Le nouvel employeur de Lily semble fort galant, c’est l’époque qui veut ça pour quelques temps encore. Pas le genre à dévoiler d’entrée ses intentions cachées, si par hasard il en avait… C’est bien le moins qu’on puisse attendre d’un galant  homme, Non ? Il est passé chercher Lily à la salle en Porche. Lily est encore en survêt. Ça tombe très bien. Par contre il ne cache pas plus longtemps sa qualité. Il est Militaire. Capitaine. Et dirige le tout nouveau groupe d’intervention rapide de la gendarmerie nationale, le GIGN. Ils sont en route pour « Mondésir », le centre de formation de l’unité. En Porsche ils en ont pour une demi-heure à tout casser.

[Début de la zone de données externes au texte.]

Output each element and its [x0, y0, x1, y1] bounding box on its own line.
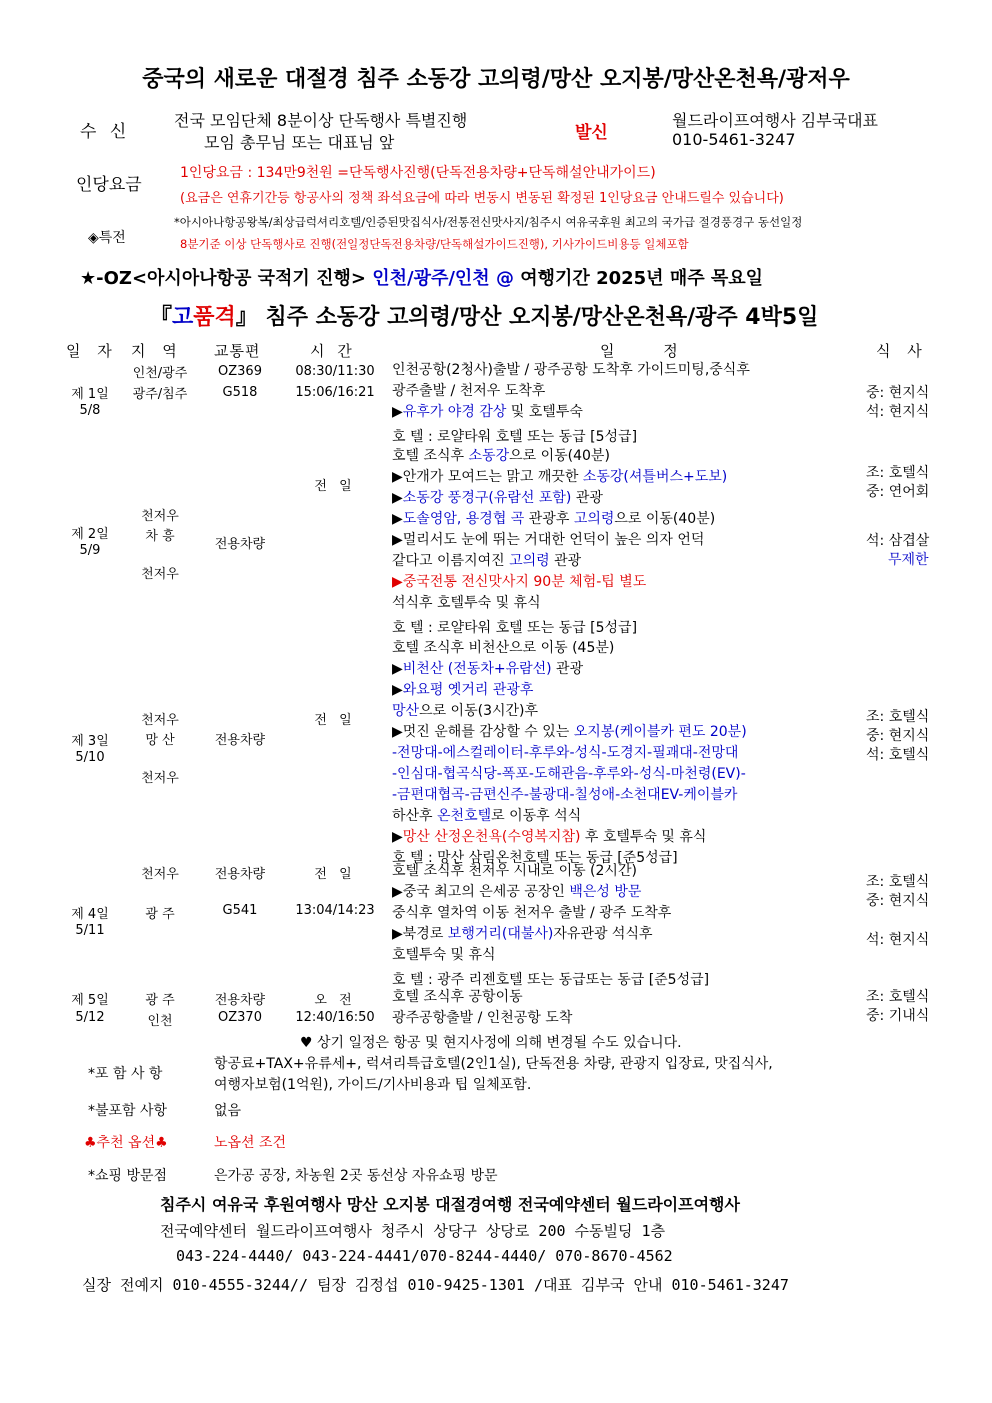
airline-route: 인천/광주/인천 @	[372, 268, 514, 289]
footer-contacts: 실장 전예지 010-4555-3244// 팀장 김정섭 010-9425-1301 /대표 김부국 안내 010-5461-3247	[82, 1276, 789, 1294]
product-title	[150, 300, 818, 331]
change-notice: ♥ 상기 일정은 항공 및 현지사정에 의해 변경될 수도 있습니다.	[300, 1035, 682, 1051]
day2-line: 호텔 조식후 소동강으로 이동(40분)	[392, 448, 610, 464]
airline-line	[80, 264, 763, 290]
recipient-label: 수 신	[80, 122, 131, 142]
day4-time2: 13:04/14:23	[295, 903, 375, 918]
day5-meals: 조: 호텔식 중: 기내식	[866, 989, 930, 1024]
day4-region2: 광 주	[145, 907, 175, 922]
price-label: 인당요금	[76, 175, 142, 195]
price-line1: 1인당요금 : 134만9천원 =단독행사진행(단독전용차량+단독해설안내가이드)	[180, 165, 656, 181]
benefit-line2: 8분기준 이상 단독행사로 진행(전일정단독전용차량/단독해설가이드진행), 기사가이드비용등 일체포함	[180, 237, 689, 251]
day4-schedule	[392, 861, 709, 991]
day3-region3: 천저우	[141, 771, 179, 786]
day2-line: 석식후 호텔투숙 및 휴식	[392, 595, 541, 611]
day3-meals: 조: 호텔식 중: 현지식 석: 호텔식	[866, 709, 930, 763]
day1-line: ▶유후가 야경 감상 및 호텔투숙	[392, 404, 583, 420]
day4-hotel: 호 텔 : 광주 리젠호텔 또는 동급또는 동급 [준5성급]	[392, 972, 710, 988]
day2-date: 5/9	[79, 543, 101, 558]
day2-line: ▶안개가 모여드는 맑고 깨끗한 소동강(셔틀버스+도보)	[392, 469, 728, 485]
day3-line: ▶멋진 운해를 감상할 수 있는 오지봉(케이블카 편도 20분)	[392, 724, 747, 740]
day3-transport: 전용차량	[214, 733, 266, 748]
day5-transport1: 전용차량	[214, 993, 266, 1008]
day4-line: ▶북경로 보행거리(대불사)자유관광 석식후	[392, 926, 653, 942]
day3-region1: 천저우	[141, 713, 179, 728]
day1-region2: 광주/침주	[132, 387, 188, 402]
day5-schedule	[392, 987, 572, 1029]
day1-time2: 15:06/16:21	[295, 385, 375, 400]
day5-line: 호텔 조식후 공항이동	[392, 989, 523, 1005]
day2-hotel: 호 텔 : 로얄타워 호텔 또는 동급 [5성급]	[392, 620, 638, 636]
bracket-close: 』	[235, 305, 258, 330]
day3-line: ▶망산 산정온천욕(수영복지참) 후 호텔투숙 및 휴식	[392, 829, 707, 845]
header-transport: 교통편	[214, 342, 261, 360]
header-time: 시 간	[310, 342, 356, 360]
option-value: 노옵션 조건	[214, 1135, 287, 1151]
day3-line: 하산후 온천호텔로 이동후 석식	[392, 808, 582, 824]
sender-phone: 010-5461-3247	[672, 130, 796, 149]
day3-hotel: 호 텔 : 망산 삼림온천호텔 또는 동급 [준5성급]	[392, 850, 678, 866]
day3-time: 전 일	[314, 713, 356, 728]
day5-region2: 인천	[147, 1014, 173, 1029]
product-pumgyeok: 품격	[193, 305, 236, 330]
day1-hotel: 호 텔 : 로얄타워 호텔 또는 동급 [5성급]	[392, 429, 638, 445]
day1-line: 인천공항(2청사)출발 / 광주공항 도착후 가이드미팅,중식후	[392, 362, 750, 378]
day3-line: ▶비천산 (전동차+유람선) 관광	[392, 661, 584, 677]
day3-date: 5/10	[75, 750, 105, 765]
day4-meals: 조: 호텔식 중: 현지식 석: 현지식	[866, 874, 930, 948]
day2-line: ▶중국전통 전신맛사지 90분 체험-팁 별도	[392, 574, 647, 590]
day2-line: ▶소동강 풍경구(유람선 포함) 관광	[392, 490, 603, 506]
day3-line: -금편대협곡-금편신주-불광대-칠성애-소천대EV-케이블카	[392, 787, 738, 803]
sender-label: 발신	[575, 123, 608, 143]
day1-meals: 중: 현지식 석: 현지식	[866, 385, 930, 420]
day5-date: 5/12	[75, 1010, 105, 1025]
shopping-value: 은가공 공장, 차농원 2곳 동선상 자유쇼핑 방문	[214, 1168, 498, 1184]
benefit-line1: *아시아나항공왕복/최상급럭셔리호텔/인증된맛집식사/전통전신맛사지/침주시 여유국후원 최고의 국가급 절경풍경구 동선일정	[174, 215, 803, 229]
price-line2: (요금은 연휴기간등 항공사의 정책 좌석요금에 따라 변동시 변동된 확정된 1인당요금 안내드릴수 있습니다)	[180, 191, 784, 206]
day1-line: 광주출발 / 천저우 도착후	[392, 383, 546, 399]
day4-line: 호텔투숙 및 휴식	[392, 947, 496, 963]
day2-line: 같다고 이름지여진 고의령 관광	[392, 553, 582, 569]
day1-region1: 인천/광주	[132, 366, 188, 381]
day5-transport2: OZ370	[218, 1010, 262, 1025]
excludes-label: *불포함 사항	[88, 1103, 168, 1119]
includes-label: *포 함 사 항	[88, 1066, 163, 1082]
excludes-value: 없음	[214, 1103, 242, 1119]
day3-line: ▶와요평 옛거리 관광후	[392, 682, 534, 698]
day2-label: 제 2일	[71, 527, 109, 542]
day4-line: 호텔 조식후 천저우 시내로 이동 (2시간)	[392, 863, 637, 879]
day5-region1: 광 주	[145, 993, 175, 1008]
header-date: 일 자	[66, 342, 118, 360]
recipient-line1: 전국 모임단체 8분이상 단독행사 특별진행	[174, 111, 468, 130]
day3-line: 호텔 조식후 비천산으로 이동 (45분)	[392, 640, 615, 656]
shopping-label: *쇼핑 방문점	[88, 1168, 168, 1184]
day1-time1: 08:30/11:30	[295, 364, 375, 379]
footer-phones: 043-224-4440/ 043-224-4441/070-8244-4440/ 070-8670-4562	[176, 1247, 673, 1265]
day4-date: 5/11	[75, 923, 105, 938]
day1-date: 5/8	[79, 403, 101, 418]
includes-line2: 여행자보험(1억원), 가이드/기사비용과 팁 일체포함.	[214, 1077, 532, 1093]
product-go: 고	[172, 305, 194, 330]
page-title: 중국의 새로운 대절경 침주 소동강 고의령/망산 오지봉/망산온천욕/광저우	[142, 67, 850, 92]
day5-label: 제 5일	[71, 993, 109, 1008]
sender-line1: 월드라이프여행사 김부국대표	[672, 111, 879, 130]
header-meal: 식 사	[876, 342, 928, 360]
day5-line: 광주공항출발 / 인천공항 도착	[392, 1010, 573, 1026]
day4-transport1: 전용차량	[214, 867, 266, 882]
travel-period: 여행기간 2025년 매주 목요일	[520, 268, 764, 289]
day2-schedule	[392, 446, 727, 639]
day3-line: 망산으로 이동(3시간)후	[392, 703, 539, 719]
day3-line: -인심대-협곡식당-폭포-도해관음-후루와-성식-마천령(EV)-	[392, 766, 746, 782]
includes-line1: 항공료+TAX+유류세+, 럭셔리특급호텔(2인1실), 단독전용 차량, 관광지 입장료, 맛집식사,	[214, 1056, 773, 1072]
day2-region2: 차 흥	[145, 529, 175, 544]
day2-line: ▶도솔영암, 용경협 곡 관광후 고의령으로 이동(40분)	[392, 511, 716, 527]
header-schedule: 일 정	[600, 342, 678, 360]
day5-time2: 12:40/16:50	[295, 1010, 375, 1025]
day1-schedule	[392, 360, 750, 448]
day3-label: 제 3일	[71, 734, 109, 749]
day3-region2: 망 산	[145, 733, 175, 748]
day1-label: 제 1일	[71, 387, 109, 402]
day4-region1: 천저우	[141, 867, 179, 882]
day1-transport2: G518	[222, 385, 258, 400]
day2-region1: 천저우	[141, 509, 179, 524]
day5-time1: 오 전	[314, 993, 356, 1008]
day4-line: 중식후 열차역 이동 천저우 출발 / 광주 도착후	[392, 905, 672, 921]
day2-region3: 천저우	[141, 567, 179, 582]
benefit-label: ◈특전	[88, 230, 126, 246]
option-label: ♣추천 옵션♣	[84, 1135, 168, 1151]
day4-line: ▶중국 최고의 은세공 공장인 백은성 방문	[392, 884, 642, 900]
airline-prefix: ★-OZ<아시아나항공 국적기 진행>	[80, 268, 366, 289]
day4-transport2: G541	[222, 903, 258, 918]
bracket-open: 『	[150, 305, 173, 330]
day4-label: 제 4일	[71, 907, 109, 922]
day3-schedule	[392, 638, 747, 869]
footer-line1: 침주시 여유국 후원여행사 망산 오지봉 대절경여행 전국예약센터 월드라이프여행사	[160, 1195, 740, 1214]
footer-address: 전국예약센터 월드라이프여행사 청주시 상당구 상당로 200 수동빌딩 1층	[160, 1222, 666, 1240]
header-region: 지 역	[131, 342, 183, 360]
day2-meals: 조: 호텔식 중: 연어회 석: 삼겹살 무제한	[866, 465, 930, 568]
day4-time1: 전 일	[314, 867, 356, 882]
day2-time: 전 일	[314, 479, 356, 494]
recipient-line2: 모임 총무님 또는 대표님 앞	[204, 133, 395, 152]
day3-line: -전망대-에스컬레이터-후루와-성식-도경지-필괘대-전망대	[392, 745, 739, 761]
product-name: 침주 소동강 고의령/망산 오지봉/망산온천욕/광주 4박5일	[265, 305, 819, 330]
day1-transport1: OZ369	[218, 364, 262, 379]
day2-transport: 전용차량	[214, 537, 266, 552]
day2-line: ▶멀리서도 눈에 뛰는 거대한 언덕이 높은 의자 언덕	[392, 532, 705, 548]
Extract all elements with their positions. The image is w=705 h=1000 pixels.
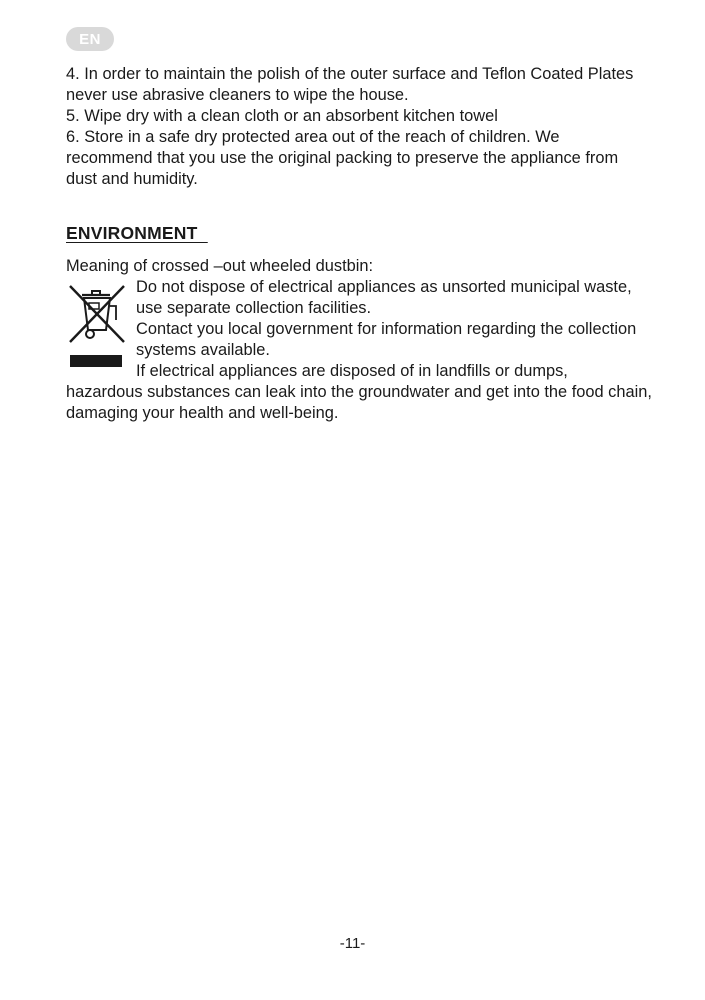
care-instructions	[66, 64, 646, 190]
environment-heading: ENVIRONMENT	[66, 223, 198, 243]
disposal-line: Do not dispose of electrical appliances as unsorted municipal waste, use separate collection facilities.	[136, 278, 632, 317]
care-item: 4. In order to maintain the polish of the outer surface and Teflon Coated Plates never use abrasive cleaners to wipe the house.	[66, 65, 634, 104]
disposal-line: Contact you local government for information regarding the collection systems available.	[136, 320, 637, 359]
language-badge: EN	[66, 27, 114, 51]
care-item: 5. Wipe dry with a clean cloth or an absorbent kitchen towel	[66, 107, 498, 125]
crossed-out-wheeled-bin-icon	[66, 282, 128, 370]
page-number: -11-	[339, 935, 366, 952]
disposal-instructions	[136, 277, 656, 382]
care-item: 6. Store in a safe dry protected area out of the reach of children. We recommend that you use the original packing to preserve the appliance from dust and humidity.	[66, 128, 619, 188]
hazard-text: hazardous substances can leak into the groundwater and get into the food chain, damaging your health and well-being.	[66, 383, 652, 422]
disposal-line: If electrical appliances are disposed of in landfills or dumps,	[136, 362, 568, 380]
bin-meaning-text: Meaning of crossed –out wheeled dustbin:	[66, 257, 374, 275]
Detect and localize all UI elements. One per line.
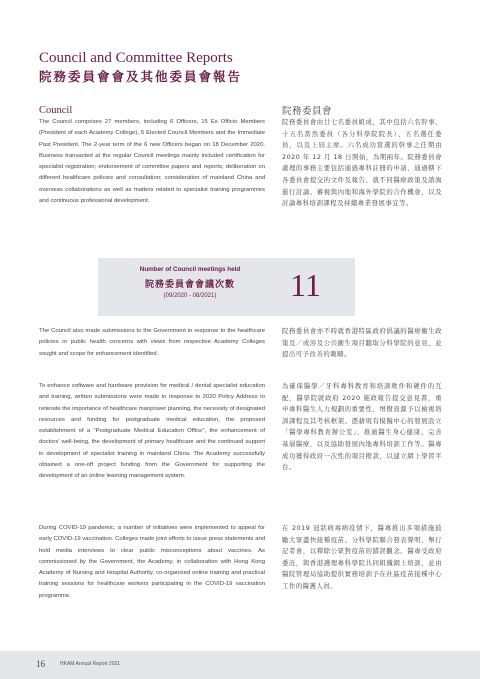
page-footer (0, 651, 480, 679)
council-meetings-stat-box (98, 258, 355, 316)
stat-period: (09/2020 - 08/2021) (163, 293, 217, 299)
council-paragraph-3-chinese: 為確保醫學／牙科專科教育和培訓軟件和硬件的互配，醫學院就政府 2020 施政報告提交意見書，重申專科醫生人力規劃的重要性、增撥資源予以檢視培訓課程及其考核框架、憑藉現有模擬中心的發展設立「醫學專科教育辦公室」、推廣醫生身心健康、完善基層醫療，以及協助發展內地專科培訓工作等。醫專成功獲得政府一次性的項目撥款，以建立網上學習平台。 (282, 382, 442, 472)
page-title-chinese: 院務委員會會及其他委員會報告 (39, 69, 243, 84)
council-heading: Council (39, 105, 73, 116)
page-title: Council and Committee Reports (39, 50, 233, 66)
council-paragraph-2: The Council also made submissions to the Government in response to the healthcare policies or public health concerns with views from respective Academy Colleges sought and scope for enhancement identified. (39, 328, 265, 357)
council-paragraph-4: During COVID-19 pandemic, a number of initiatives were implemented to appeal for early COVID-19 vaccination. Colleges made joint efforts to issue press statements and hold media interviews to clear public misconceptions about vaccines. As commissioned by the Government, the Academy, in collaboration with Hong Kong Academy of Nursing and Hospital Authority, co-organised online training and practical training sessions for healthcare workers participating in the COVID-19 vaccination programme. (39, 525, 265, 599)
stat-value: 11 (290, 267, 321, 303)
council-paragraph-1: The Council comprises 27 members, including 6 Officers, 15 Ex Officio Members (President of each Academy College), 5 Elected Council Members and the Immediate Past President. The 2-year term of the 6 new Officers began on 18 December 2020. Business transacted at the regular Council meetings mainly included certification for specialist registration; endorsement of committee papers and reports; deliberation on different healthcare policies and consultation; consideration of mainland China and overseas collaborations as well as matters related to specialist training programmes and continuous professional development. (39, 119, 265, 204)
page-number: 16 (36, 659, 45, 669)
council-paragraph-4-chinese: 在 2019 冠狀病毒病疫情下，醫專推出多項措施鼓勵大眾盡快接種疫苗。分科學院聯合發表聲明、舉行記者會，以釋除公眾對疫苗的錯誤觀念。醫專受政府委託，與香港護理專科學院共同組織網上培訓，並由醫院管理局協助提供實務培訓予在社區疫苗接種中心工作的醫護人員。 (282, 524, 442, 590)
council-paragraph-2-chinese: 院務委員會亦不時就香港特區政府倡議的醫療衞生政策及／或涉及公共衞生項目聽取分科學院的意見，並提出可予改善的範疇。 (282, 327, 442, 359)
council-heading-chinese: 院務委員會 (282, 106, 333, 117)
council-paragraph-3: To enhance software and hardware provision for medical / dental specialist education and training, written submissions were made in response to 2020 Policy Address to reiterate the importance of healthcare manpower planning, the necessity of designated resources and funding for postgraduate medical education, the proposed establishment of a "Postgraduate Medical Education Office", the enhancement of doctors' well-being, the development of primary healthcare and the continued support in development of specialist training in mainland China. The Academy successfully obtained a one-off project funding from the Government for supporting the development of an online learning management system. (39, 383, 265, 479)
council-paragraph-1-chinese: 院務委員會由廿七名委員組成，其中包括六名幹事、十五名當然委員（各分科學院院長）、五名選任委員，以及上屆主席。六名成功當選的幹事之任期由 2020 年 12 月 18 日開始，為期兩年。院務委員會處理的事務主要包括通過專科註冊的申請、通過轄下各委員會提交的文件及報告、就不同醫療政策及諮詢進行討論、審視與內地和海外學院的合作機會，以及討論專科培訓課程及持續專業發展事宜等。 (282, 118, 442, 208)
report-name: HKAM Annual Report 2021 (60, 661, 121, 667)
stat-label-chinese: 院務委員會會議次數 (144, 280, 235, 290)
stat-label: Number of Council meetings held (139, 266, 241, 273)
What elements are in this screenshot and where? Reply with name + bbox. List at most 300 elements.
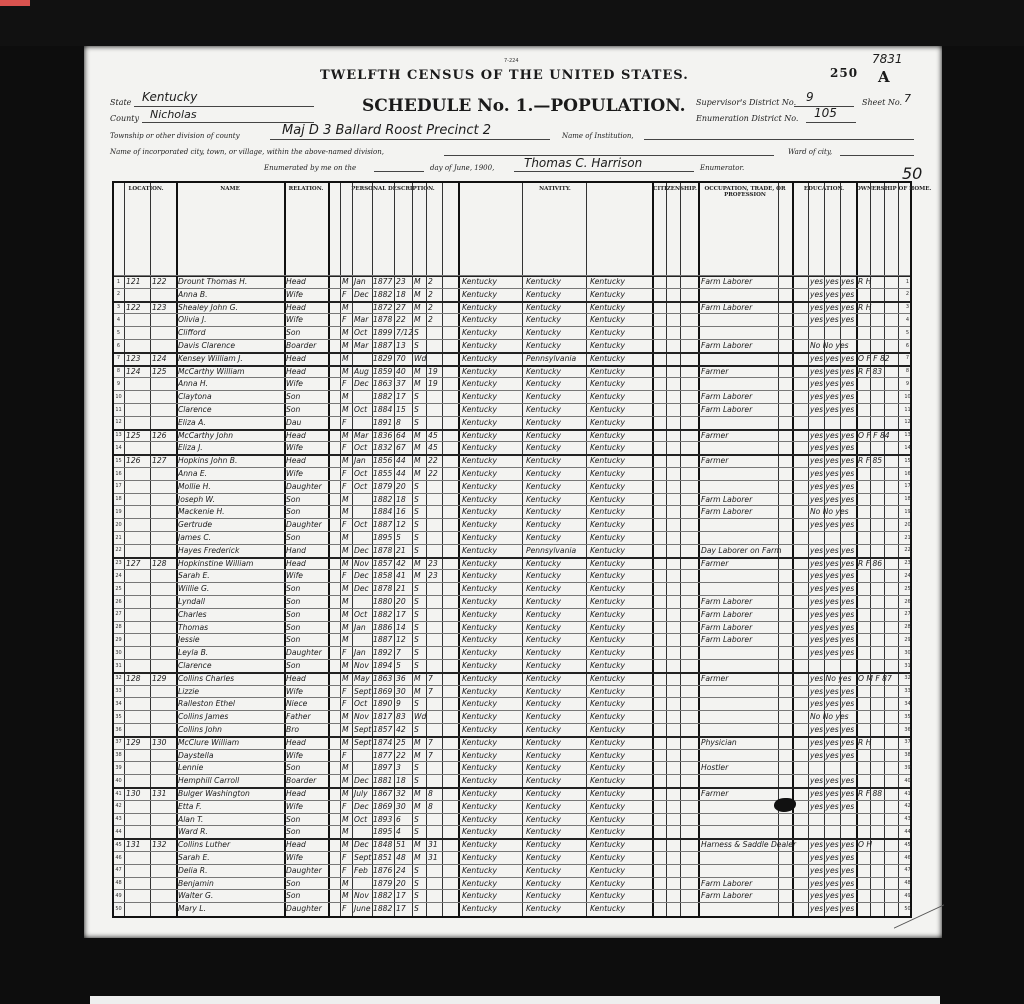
father-birthplace: Kentucky [526,417,562,427]
age: 44 [396,456,406,466]
row-number: 21 [115,534,122,541]
mother-birthplace: Kentucky [590,366,626,376]
marital-status: M [414,430,421,440]
years-married: 8 [428,801,433,811]
occupation: Farm Laborer [701,891,753,901]
person-name: Clarence [178,661,212,670]
years-married: 7 [428,686,433,696]
birthplace: Kentucky [462,699,498,709]
col-group-nativity: NATIVITY. [539,186,571,192]
birthplace: Kentucky [462,302,498,312]
row-rule [114,633,910,634]
home-ownership: R H [858,277,872,286]
birthplace: Kentucky [462,737,498,747]
education: yes yes yes [810,366,855,376]
occupation: Farmer [701,558,729,568]
mother-birthplace: Kentucky [590,840,626,850]
father-birthplace: Kentucky [526,597,562,606]
age: 13 [396,341,406,350]
row-number: 28 [115,624,122,631]
row-number-right: 7 [905,355,910,362]
marital-status: S [414,481,419,491]
age: 7 [396,648,401,658]
birthplace: Kentucky [462,481,498,491]
ward-rule [840,155,914,156]
row-number-right: 49 [904,892,911,899]
education: yes yes yes [810,750,855,760]
sex: M [342,635,349,645]
mother-birthplace: Kentucky [590,648,626,658]
row-number: 1 [116,278,121,285]
marital-status: M [414,789,421,798]
col-group-name: NAME [220,186,240,192]
row-number-right: 37 [904,739,911,746]
row-number: 3 [116,304,121,311]
row-rule [114,723,910,724]
relation: Head [286,430,306,440]
mother-birthplace: Kentucky [590,853,626,862]
birth-month: Feb [354,865,368,875]
sex: M [342,827,349,837]
birth-year: 1878 [373,584,393,594]
form-number: 7-224 [504,58,519,64]
family-number: 126 [152,430,167,440]
years-married: 31 [428,840,438,850]
sex: F [342,853,347,862]
sex: M [342,277,349,286]
birthplace: Kentucky [462,571,498,581]
birth-month: Aug [354,366,369,376]
birth-year: 1879 [373,878,393,888]
sex: M [342,891,349,901]
mother-birthplace: Kentucky [590,814,626,824]
person-name: Anna B. [178,289,208,299]
person-name: Ralleston Ethel [178,699,235,709]
mother-birthplace: Kentucky [590,341,626,350]
birth-year: 1851 [373,853,393,862]
birthplace: Kentucky [462,289,498,299]
education: yes yes yes [810,853,855,862]
birth-year: 1877 [373,277,393,286]
person-name: Drount Thomas H. [178,277,248,286]
mother-birthplace: Kentucky [590,635,626,645]
marital-status: Wd [414,353,427,363]
years-married: 31 [428,853,438,862]
mother-birthplace: Kentucky [590,878,626,888]
marital-status: S [414,648,419,658]
mother-birthplace: Kentucky [590,622,626,632]
enumerator-label: Enumerator. [700,164,745,172]
birth-month: Mar [354,430,369,440]
enumerator-name: Thomas C. Harrison [524,156,643,170]
years-married: 7 [428,737,433,747]
father-birthplace: Kentucky [526,648,562,658]
sex: M [342,545,349,555]
birth-year: 1882 [373,494,393,504]
person-name: Collins James [178,712,229,722]
sex: F [342,699,347,709]
birth-year: 1867 [373,789,393,798]
home-ownership: R F 85 [858,456,883,466]
birthplace: Kentucky [462,827,498,837]
father-birthplace: Kentucky [526,405,562,414]
row-rule [114,761,910,762]
birthplace: Kentucky [462,430,498,440]
row-number-right: 36 [904,726,911,733]
age: 5 [396,661,401,670]
dwelling-number: 127 [126,558,141,568]
relation: Head [286,789,306,798]
home-ownership: O H [858,840,873,850]
age: 4 [396,827,401,837]
enumerator-rule [514,171,694,172]
person-name: Thomas [178,622,209,632]
mother-birthplace: Kentucky [590,315,626,325]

C’est suffisant à Lily pour expliquer au capitaine B. comment elle voit les choses… Elle n’a pas l’intention d’abandonner son métier de pharmacienne et sa copine Julie. Si ce que le Capitaine a à lui proposer cadre avec ses horaires de garde, c’est OK. Sinon, malheureusement….

Son nouveau  patron ne cache pas que c’est ennuyeux. Mais pour le temps de la formation ça ira. On verrait plus tard pour le reste…

On est arrivés. Barrière/planton/patte blanche. Lily est déjà en survêt ; Le Capitaine passe par les vestiaires. En ressort en uniforme de campagne. Treillis, rangers, insignes au béret. Une cinquantaine de gars en survêtements marines s’alignent devant lui. Repos. Des militaires à n’en pas douter ; gendarmes probablement d’après ce qu’on vient de voir.

- Messieurs, je vous présente Mademoiselle Lily G. . C’est la première élue de votre promotion. De votre groupe, seuls cinq éléments la rejoindront à la fin de la semaine. Vous le saviez déjà ; je vous le confirme. Dès lundi Mademoiselle G. participera aux entrainements l’après-midi. Elle sera lâchée dans le bush en tenue camouflée trois minutes avant chaque groupe de quatre, qui aura pour mission de la ramener ici. Dans le meilleur état possible évidemment. Lily, ne sera armée que du bâton de combat traditionnel des kendokas et aura le droit de se défendre à sa guise. A lundi, messieurs. Rompez.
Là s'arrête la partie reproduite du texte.